Chapel Hill Church
My name is Brandi. I’m married with 3 kids, and we have 2 fur babies. I’m passionate about momming, from raising happy humans to being & receiving support to and from other moms… it’s all part of the gig for me if I have any chance at mental and emotional wellness. Investing in a tribe of moms from all walks of life has been pivotal in treating my postpartum depression. Postpartum Mamas has provided the kind of support that moms dream of. From the structured monthly meetings, to the constant encouraging, positive, and supportive messages and group posts, there is no stone left unturned.
Motherhood has transformed me into the person I’m meant to be… good, bad, ugly, and indifferent.
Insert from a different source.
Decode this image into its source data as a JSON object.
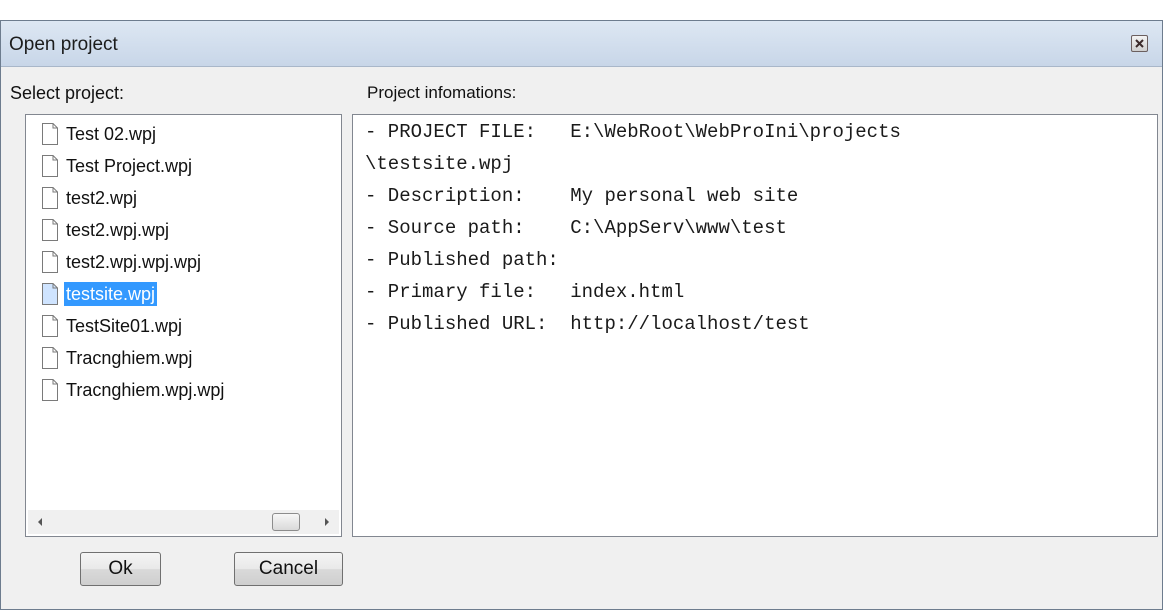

In 2018, I had my son Braxton. I’d never experienced such intense joy and fear at the same time the way I did the moment he was placed into my arms. The love was overwhelming, and so was the responsibility of keeping my precious boy safe, happy, and healthy. Talk about a humbling experience. I put my brave poker face on while I secretly drowned in the feelings of inadequacy and unworthiness. With decades of therapy in my head, I put my hand out and asked for help. I knew I couldn’t get out of this postpartum depression on my own. Fast forward to 2022… I’m married with a bonus son and we had a baby girl! As exciting as it was to welcome our sweet baby girl to close the circle in our blended family, I was bum rushed by those same old feelings of inadequacy and unworthiness. I knew these feelings, and I knew it wasn’t real, it was just the PPD having its way with me again. But I couldn’t fight it, and I hit an all time low in the pits of depression. Here I am now in 2023 climbing out of PPD again, but this time I have a tribe of women surrounding me to pick me up when I’m down. I couldn’t be more grateful for Postpartum Mamas and the relationships I’ve built through this organization!